A Africa do Sul podia ter optado por van Niekerke, que ganhou uma medalha de ouro e bateu o record do mundo dos 400 metros lisos masculinos, mas a presença de Semenya nesta parte da cerimónia demonstrou a unidade e a força da equipa sul-africana. A sua presença na arena olímpica nesse momento desafiou aqueles intolerantes que prefeririam que ela não existisse, já seja porque acreditam erroneamente que a homossexualidade é algo não africano, já seja porque, tal como a IAAF, a sua desinformada compreensão do sexo e do género se vê alterada pela combinação de hormonas perfeitamente natural da atleta. A grande popularidade de Semenya na África do Sul foi sem duvida a cereja no topo do bolo.
Pode ser que o simbolismo não ofereça uma representação verdadeira ou inclusive significativa da realidade, mas era importante que isto acontecesse. Serviu como lembrança de que a África do Sul não só apoiou Semenya, mas que também a elevou à categoria de heroína. Esperamos que Semenya possa viver a vida que nasceu para viver, que possa escolher e amar livremente, e competir livremente a nível mundial junto a outros atletas.

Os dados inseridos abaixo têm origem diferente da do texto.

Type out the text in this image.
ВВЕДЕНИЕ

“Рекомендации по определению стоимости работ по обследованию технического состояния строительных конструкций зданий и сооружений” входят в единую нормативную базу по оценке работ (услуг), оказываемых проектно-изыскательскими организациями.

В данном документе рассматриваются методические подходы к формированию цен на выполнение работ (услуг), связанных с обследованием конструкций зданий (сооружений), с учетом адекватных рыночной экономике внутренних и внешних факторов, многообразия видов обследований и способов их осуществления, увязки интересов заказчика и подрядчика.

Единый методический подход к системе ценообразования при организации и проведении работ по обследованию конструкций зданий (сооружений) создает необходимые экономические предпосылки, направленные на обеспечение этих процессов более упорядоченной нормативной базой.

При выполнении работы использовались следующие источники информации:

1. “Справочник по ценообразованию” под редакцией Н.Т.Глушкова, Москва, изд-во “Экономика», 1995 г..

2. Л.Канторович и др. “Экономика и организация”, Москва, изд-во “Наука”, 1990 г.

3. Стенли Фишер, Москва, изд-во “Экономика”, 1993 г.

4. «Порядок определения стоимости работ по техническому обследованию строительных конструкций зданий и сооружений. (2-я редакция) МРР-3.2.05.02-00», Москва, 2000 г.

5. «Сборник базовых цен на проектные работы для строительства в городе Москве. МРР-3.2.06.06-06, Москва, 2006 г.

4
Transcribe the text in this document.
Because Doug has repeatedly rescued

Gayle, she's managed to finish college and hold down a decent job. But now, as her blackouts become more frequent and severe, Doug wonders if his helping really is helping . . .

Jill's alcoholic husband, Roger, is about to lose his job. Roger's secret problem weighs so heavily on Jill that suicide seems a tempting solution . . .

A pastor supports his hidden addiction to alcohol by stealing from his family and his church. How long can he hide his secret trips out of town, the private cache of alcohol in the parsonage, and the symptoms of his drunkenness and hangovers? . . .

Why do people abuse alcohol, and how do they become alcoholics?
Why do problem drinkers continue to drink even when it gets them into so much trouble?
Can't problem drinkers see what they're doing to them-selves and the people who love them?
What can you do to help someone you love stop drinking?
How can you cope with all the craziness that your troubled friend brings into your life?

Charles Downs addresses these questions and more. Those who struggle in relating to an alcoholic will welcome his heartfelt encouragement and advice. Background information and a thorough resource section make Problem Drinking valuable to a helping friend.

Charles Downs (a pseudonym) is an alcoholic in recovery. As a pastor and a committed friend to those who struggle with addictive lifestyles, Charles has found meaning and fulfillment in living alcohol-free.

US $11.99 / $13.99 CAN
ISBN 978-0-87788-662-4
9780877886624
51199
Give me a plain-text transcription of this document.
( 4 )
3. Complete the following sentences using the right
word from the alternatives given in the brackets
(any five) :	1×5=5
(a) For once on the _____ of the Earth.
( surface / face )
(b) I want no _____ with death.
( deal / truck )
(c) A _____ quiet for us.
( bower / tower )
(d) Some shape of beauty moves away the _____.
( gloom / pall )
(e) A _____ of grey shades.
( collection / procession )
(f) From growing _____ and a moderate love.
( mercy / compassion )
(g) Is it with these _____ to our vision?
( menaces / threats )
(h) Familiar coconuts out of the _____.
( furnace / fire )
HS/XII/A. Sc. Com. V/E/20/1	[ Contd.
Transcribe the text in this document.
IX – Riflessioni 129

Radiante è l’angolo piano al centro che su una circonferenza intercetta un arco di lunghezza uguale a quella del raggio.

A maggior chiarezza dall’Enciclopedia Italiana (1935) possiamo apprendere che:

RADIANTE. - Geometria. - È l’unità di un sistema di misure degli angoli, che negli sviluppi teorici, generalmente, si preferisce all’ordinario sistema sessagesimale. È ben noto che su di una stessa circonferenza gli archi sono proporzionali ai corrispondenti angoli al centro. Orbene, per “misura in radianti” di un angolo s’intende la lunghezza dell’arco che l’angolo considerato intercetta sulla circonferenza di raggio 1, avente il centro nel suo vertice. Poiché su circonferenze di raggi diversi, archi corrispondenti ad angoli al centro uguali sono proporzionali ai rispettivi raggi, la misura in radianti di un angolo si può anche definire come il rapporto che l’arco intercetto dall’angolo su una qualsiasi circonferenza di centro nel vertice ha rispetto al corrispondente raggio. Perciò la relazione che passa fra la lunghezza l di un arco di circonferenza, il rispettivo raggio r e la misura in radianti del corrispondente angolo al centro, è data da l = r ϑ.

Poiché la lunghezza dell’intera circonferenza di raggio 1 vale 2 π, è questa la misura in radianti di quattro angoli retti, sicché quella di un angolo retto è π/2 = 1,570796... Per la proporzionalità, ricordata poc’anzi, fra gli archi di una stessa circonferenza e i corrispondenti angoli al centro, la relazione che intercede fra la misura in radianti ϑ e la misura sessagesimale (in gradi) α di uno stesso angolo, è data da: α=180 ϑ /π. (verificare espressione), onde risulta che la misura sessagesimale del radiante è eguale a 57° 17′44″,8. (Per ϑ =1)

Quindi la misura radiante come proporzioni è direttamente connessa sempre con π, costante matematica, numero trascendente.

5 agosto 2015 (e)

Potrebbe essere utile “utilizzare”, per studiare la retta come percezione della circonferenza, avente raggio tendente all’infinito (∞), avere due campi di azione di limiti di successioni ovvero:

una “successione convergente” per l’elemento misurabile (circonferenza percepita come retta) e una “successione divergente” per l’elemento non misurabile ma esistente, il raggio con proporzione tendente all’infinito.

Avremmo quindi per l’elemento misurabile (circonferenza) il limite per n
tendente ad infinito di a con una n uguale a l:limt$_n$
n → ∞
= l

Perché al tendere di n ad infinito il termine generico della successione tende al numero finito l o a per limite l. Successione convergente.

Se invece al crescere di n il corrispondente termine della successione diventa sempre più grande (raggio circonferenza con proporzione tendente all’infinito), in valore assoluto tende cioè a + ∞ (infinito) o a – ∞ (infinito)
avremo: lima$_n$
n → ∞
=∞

O êxito de Caster Semenya e o apoio que recebeu da África do Sul nos Jogos Olímpicos levam-me a mim também a apoiá-la, preparada para o fórum AWID e disposta a participar nos “futuros feministas partilhados”. No nosso caminho até à recuperação do corpo em todas as suas expressões, negar-se a cumprir com os estreitos e opressivos sistemas de classificação é um passo essencial no caminho até à libertação. O programa da AWID promete ser inclusivo e multidisciplinar e contribuir para a construção do poder coletivo dos direitos e da justiça – ver aqui.
Este artigo foi publicado pela primeira vez na openDemocracy 50.50 como parte da série: AWID Forum Feminista Futuros: construindo o poder coletivo de direitos e justiça. Bahia, Brasil 08-11 setembro.